If everything goes well you should be able to query the Unbound server:

$ host example.com 127.0.0.1
Using domain server:
Name: 127.0.0.1
Address: 127.0.0.1#53
Aliases:

example.com has address 93.184.216.34
example.com has IPv6 address 2606:2800:220:1:248:1893:25c8:1946

You can also use the unbound-control command to verify Unbound is forwarding queries on to the correct name server(s):

$ unbound-control lookup example.com
The following name servers are used for lookup of example.com.
forwarding request:
Delegation with 0 names, of which 0 can be examined to query further addresses.
It provides 2 IP addresses.
1.1.1.1                 rto 147 msec, ttl 144, ping 19 var 32 rtt 147, tA 0, tAAAA 0, tother 0, EDNS 0 probed.
1.0.0.1                 rto 194 msec, ttl 144, ping 10 var 46 rtt 194, tA 0, tAAAA 0, tother 0, EDNS 0 probed.

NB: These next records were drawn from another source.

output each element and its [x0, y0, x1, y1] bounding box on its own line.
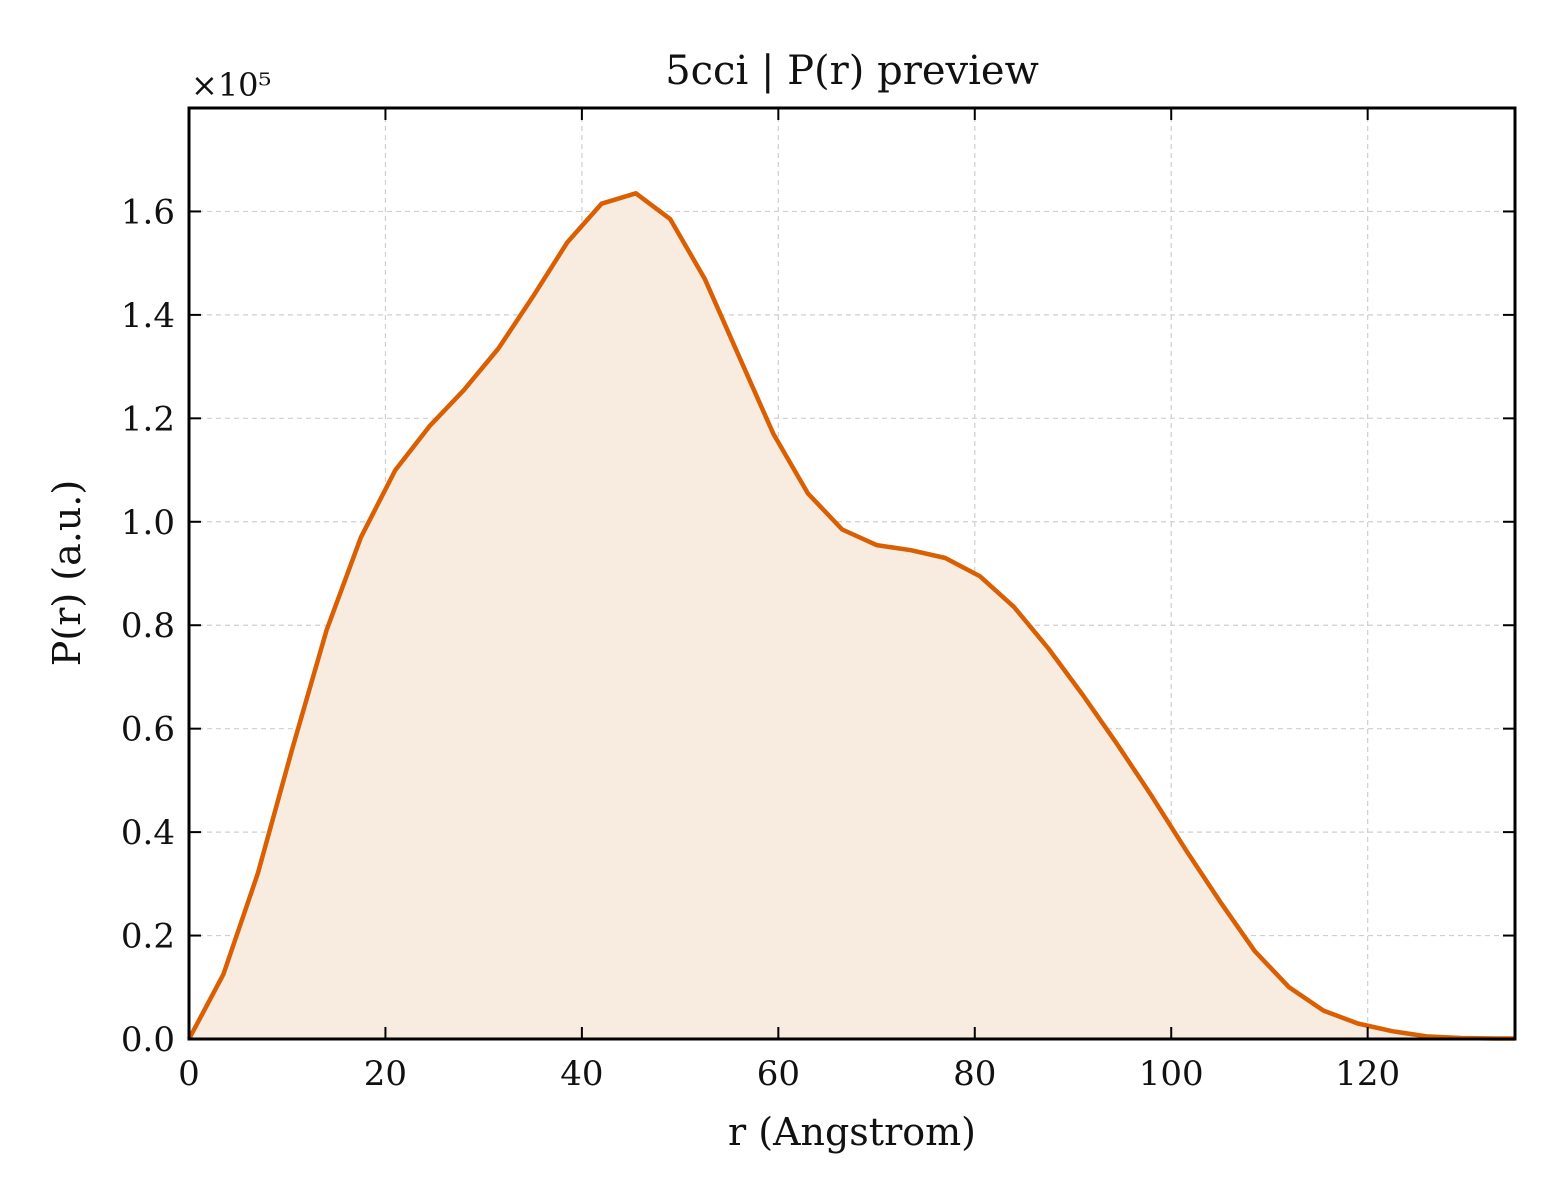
y-tick-label: 0.0 — [121, 1020, 175, 1060]
pr-curve-line — [187, 191, 1515, 1041]
plot-frame — [187, 106, 1517, 1041]
x-tick-label: 120 — [1335, 1054, 1400, 1094]
y-axis-scale-label: ×10⁵ — [191, 66, 271, 104]
y-tick-label: 1.4 — [121, 296, 175, 336]
x-tick-label: 80 — [953, 1054, 996, 1094]
x-tick-label: 20 — [364, 1054, 407, 1094]
y-tick-label: 0.4 — [121, 813, 175, 853]
x-tick-label: 0 — [178, 1054, 200, 1094]
y-tick-label: 0.6 — [121, 710, 175, 750]
y-tick-label: 1.2 — [121, 399, 175, 439]
y-tick-label: 1.6 — [121, 192, 175, 232]
chart-title: 5cci | P(r) preview — [665, 48, 1039, 94]
axis-ticks: 0 20 40 60 80 100 120 0.0 0.2 0.4 0.6 0.8 1.0 1.2 1.4 1… — [121, 108, 1515, 1094]
x-tick-label: 40 — [560, 1054, 603, 1094]
y-tick-label: 0.8 — [121, 606, 175, 646]
y-axis-label: P(r) (a.u.) — [45, 480, 89, 666]
y-tick-label: 0.2 — [121, 917, 175, 957]
data-layer — [187, 191, 1515, 1041]
x-tick-label: 100 — [1139, 1054, 1204, 1094]
y-tick-label: 1.0 — [121, 503, 175, 543]
x-axis-label: r (Angstrom) — [728, 1110, 976, 1154]
x-tick-label: 60 — [757, 1054, 800, 1094]
pr-area-fill — [189, 193, 1515, 1040]
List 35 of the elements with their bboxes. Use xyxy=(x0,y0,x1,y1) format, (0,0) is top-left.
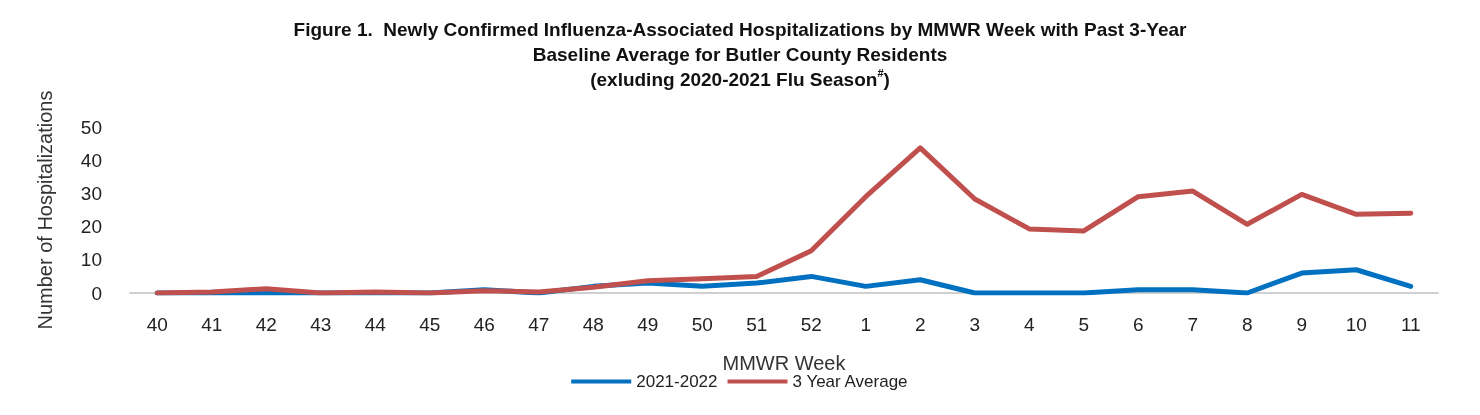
x-tick-label: 52 xyxy=(800,314,822,335)
x-tick-label: 41 xyxy=(201,314,223,335)
x-tick-label: 40 xyxy=(146,314,168,335)
x-tick-label: 6 xyxy=(1132,314,1144,335)
x-tick-label: 42 xyxy=(255,314,277,335)
x-tick-label: 11 xyxy=(1400,314,1421,335)
x-tick-label: 7 xyxy=(1187,314,1199,335)
x-tick-label: 49 xyxy=(637,314,659,335)
legend-label: 3 Year Average xyxy=(792,372,908,391)
y-tick-label: 30 xyxy=(80,182,102,204)
x-tick-label: 1 xyxy=(860,314,872,335)
x-tick-label: 47 xyxy=(528,314,550,335)
x-tick-label: 2 xyxy=(914,314,926,335)
x-tick-label: 3 xyxy=(969,314,981,335)
x-tick-label: 43 xyxy=(310,314,332,335)
x-tick-label: 48 xyxy=(582,314,604,335)
y-tick-label: 0 xyxy=(91,282,102,304)
y-tick-label: 10 xyxy=(80,249,102,271)
x-tick-label: 46 xyxy=(473,314,495,335)
x-tick-label: 5 xyxy=(1078,314,1090,335)
y-tick-label: 20 xyxy=(80,216,102,238)
chart-title: Figure 1. Newly Confirmed Influenza-Associated Hospitalizations by MMWR Week with Past 3-Year Baseline Average for Butler County Residents (exluding 2020-2021 Flu Season#) xyxy=(293,19,1188,90)
x-tick-label: 51 xyxy=(746,314,768,335)
x-tick-label: 50 xyxy=(691,314,713,335)
x-tick-label: 10 xyxy=(1345,314,1367,335)
legend-label: 2021-2022 xyxy=(636,372,718,391)
x-tick-label: 9 xyxy=(1296,314,1308,335)
x-tick-label: 44 xyxy=(364,314,387,335)
x-tick-label: 8 xyxy=(1241,314,1253,335)
x-tick-label: 4 xyxy=(1023,314,1035,335)
x-axis-title: MMWR Week xyxy=(722,352,847,374)
y-tick-label: 50 xyxy=(80,116,102,138)
y-tick-label: 40 xyxy=(80,149,102,171)
x-tick-label: 45 xyxy=(419,314,441,335)
y-axis-title: Number of Hospitalizations xyxy=(34,90,56,330)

Once you're happy Unbound is functioning correctly, /etc/resolv.conf can be updated to point at 127.0.0.1 with configuration similar to the following:

nameserver 127.0.0.1

If /etc/resolv.conf has been generated by NetworkManager, it will be overwritten when the network is restarted. To get around this the NetworkManager configuration can be updated with commands similar to the following:

nmcli connection modify System\ enp0s3 ipv4.dns 127.0.0.1
nmcli connection modify System\ enp0s3 ipv4.ignore-auto-dns yes

Allowing remote queries

By default Unbound will only accept DNS queries on a local interface. It is however fairly straightforward to allow remote queries, this can be done with the following configuration:

server:
        interface: 0.0.0.0
        access-control: 10.0.0.0/8 allow

This will tell Unbound to listen on any IPv4 interface, and allow remote queries from the 10.0.0.0/8 subnet.